I stormed into my empty house, slamming the heavy wooden door behind me, locking myself away from the rest of the world and bring new meaning to the word recluse.  I won’t lie to myself as others do and pretend I have any control over things. It’s easier to find and gain control if you stay in a very small space and let no one else in.

Yanking off my tie and jacket, I threw them over one of the leather chairs in my den and sat myself in front of my computer.  I poured myself another brandy and sat it beside my keyboard, sipping at it slowly every so often to cherish the thick warm burn.

I brought up the screen to my work in progress and the last scene I was working on.

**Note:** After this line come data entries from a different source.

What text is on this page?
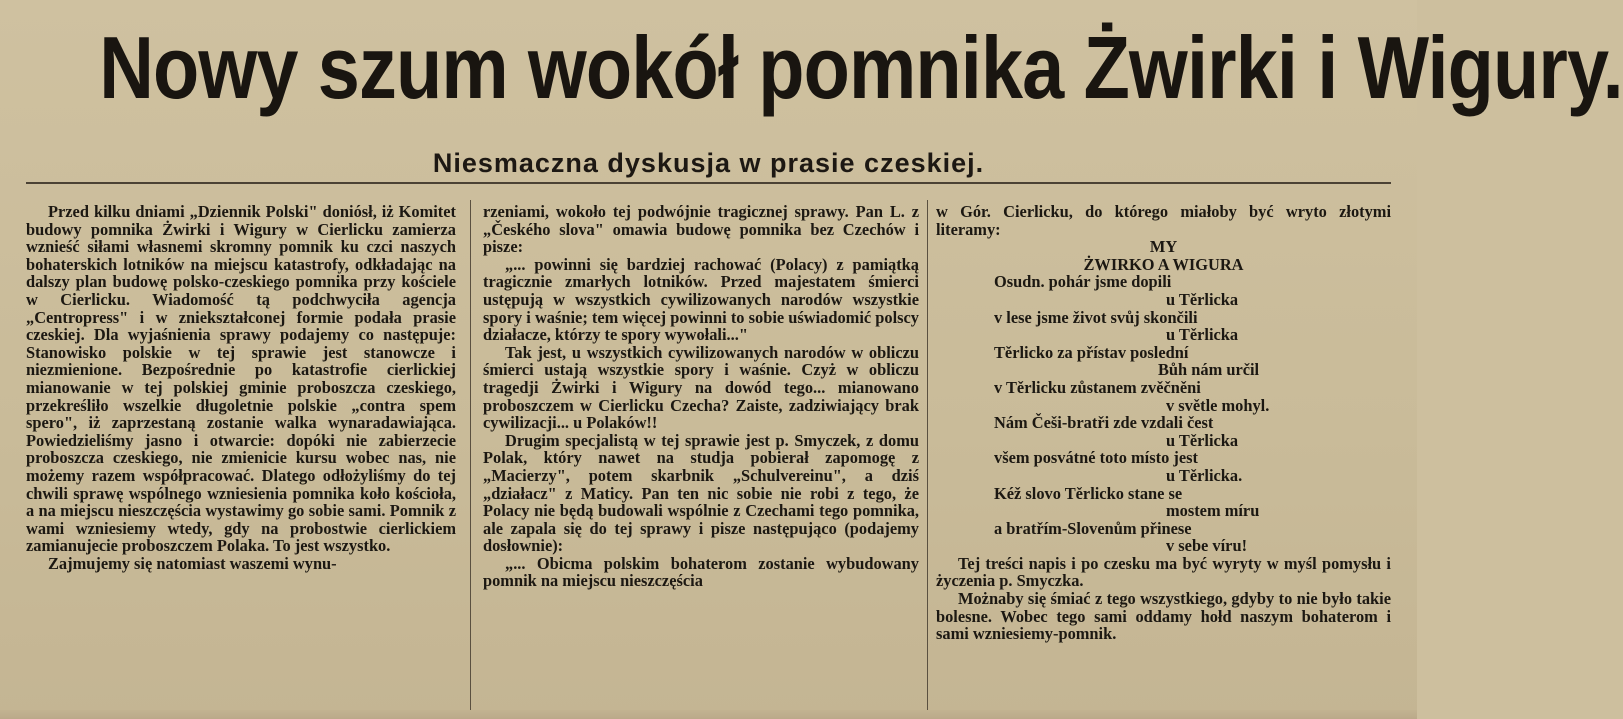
Nowy szum wokół pomnika Żwirki i Wigury.
Niesmaczna dyskusja w prasie czeskiej.

Przed kilku dniami „Dziennik Polski" doniósł, iż Komitet budowy pomnika Żwirki i Wigury w Cierlicku zamierza wznieść siłami własnemi skromny pomnik ku czci naszych bohaterskich lotników na miejscu katastrofy, odkładając na dalszy plan budowę polsko-czeskiego pomnika przy kościele w Cierlicku. Wiadomość tą podchwyciła agencja „Centropress" i w zniekształconej formie podała prasie czeskiej. Dla wyjaśnienia sprawy podajemy co następuje: Stanowisko polskie w tej sprawie jest stanowcze i niezmienione. Bezpośrednie po katastrofie cierlickiej mianowanie w tej polskiej gminie proboszcza czeskiego, przekreśliło wszelkie długoletnie polskie „contra spem spero", iż zaprzestaną zostanie walka wynaradawiająca. Powiedzieliśmy jasno i otwarcie: dopóki nie zabierzecie proboszcza czeskiego, nie zmienicie kursu wobec nas, nie możemy razem współpracować. Dlatego odłożyliśmy do tej chwili sprawę wspólnego wzniesienia pomnika koło kościoła, a na miejscu nieszczęścia wystawimy go sobie sami. Pomnik z wami wzniesiemy wtedy, gdy na probostwie cierlickiem zamianujecie proboszczem Polaka. To jest wszystko.

Zajmujemy się natomiast waszemi wynu-

rzeniami, wokoło tej podwójnie tragicznej sprawy. Pan L. z „Českého slova" omawia budowę pomnika bez Czechów i pisze:

„... powinni się bardziej rachować (Polacy) z pamiątką tragicznie zmarłych lotników. Przed majestatem śmierci ustępują w wszystkich cywilizowanych narodów wszystkie spory i waśnie; tem więcej powinni to sobie uświadomić polscy działacze, którzy te spory wywołali..."

Tak jest, u wszystkich cywilizowanych narodów w obliczu śmierci ustają wszystkie spory i waśnie. Czyż w obliczu tragedji Żwirki i Wigury na dowód tego... mianowano proboszczem w Cierlicku Czecha? Zaiste, zadziwiający brak cywilizacji... u Polaków!!

Drugim specjalistą w tej sprawie jest p. Smyczek, z domu Polak, który nawet na studja pobierał zapomogę z „Macierzy", potem skarbnik „Schulvereinu", a dziś „działacz" z Maticy. Pan ten nic sobie nie robi z tego, że Polacy nie będą budowali wspólnie z Czechami tego pomnika, ale zapala się do tej sprawy i pisze następująco (podajemy dosłownie):

„... Obicma polskim bohaterom zostanie wybudowany pomnik na miejscu nieszczęścia

w Gór. Cierlicku, do którego miałoby być wryto złotymi literamy:

MY
ŻWIRKO A WIGURA
Osudn. pohár jsme dopili
u Těrlicka
v lese jsme život svůj skončili
u Těrlicka
Těrlicko za přístav poslední
Bůh nám určil
v Těrlicku zůstanem zvěčněni
v světle mohyl.
Nám Češi-bratři zde vzdali čest
u Těrlicka
všem posvátné toto místo jest
u Těrlicka.
Kéž slovo Těrlicko stane se
mostem míru
a bratřím-Slovenům přinese
v sebe víru!

Tej treści napis i po czesku ma być wyryty w myśl pomysłu i życzenia p. Smyczka.

Możnaby się śmiać z tego wszystkiego, gdyby to nie było takie bolesne. Wobec tego sami oddamy hołd naszym bohaterom i sami wzniesiemy-pomnik.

Words had always come easily to me. Violence and hate were in my veins. I was rage personified, and horror and malice were my only friends.  We had lived together peacefully since I came to terms with being me.  Yet, as I sat before my desk, with a bright white empty screen in front of me, cursor blinking and mocking me, I didn’t see the red of an award winning horror writer. All I saw was silky black liquid hair and pale pink lips.

Temptation.

Damn, this wasn’t going to be good for me.

Chapter 3

An unexpected warm rush of heat spread across my chest as soon as I looked up from concentrating on the bottle of whiskey. I was trying to calm the nausea down from that drunken degenerate’s attempt at manhandling me, counting to twenty in my head and taking deep breaths.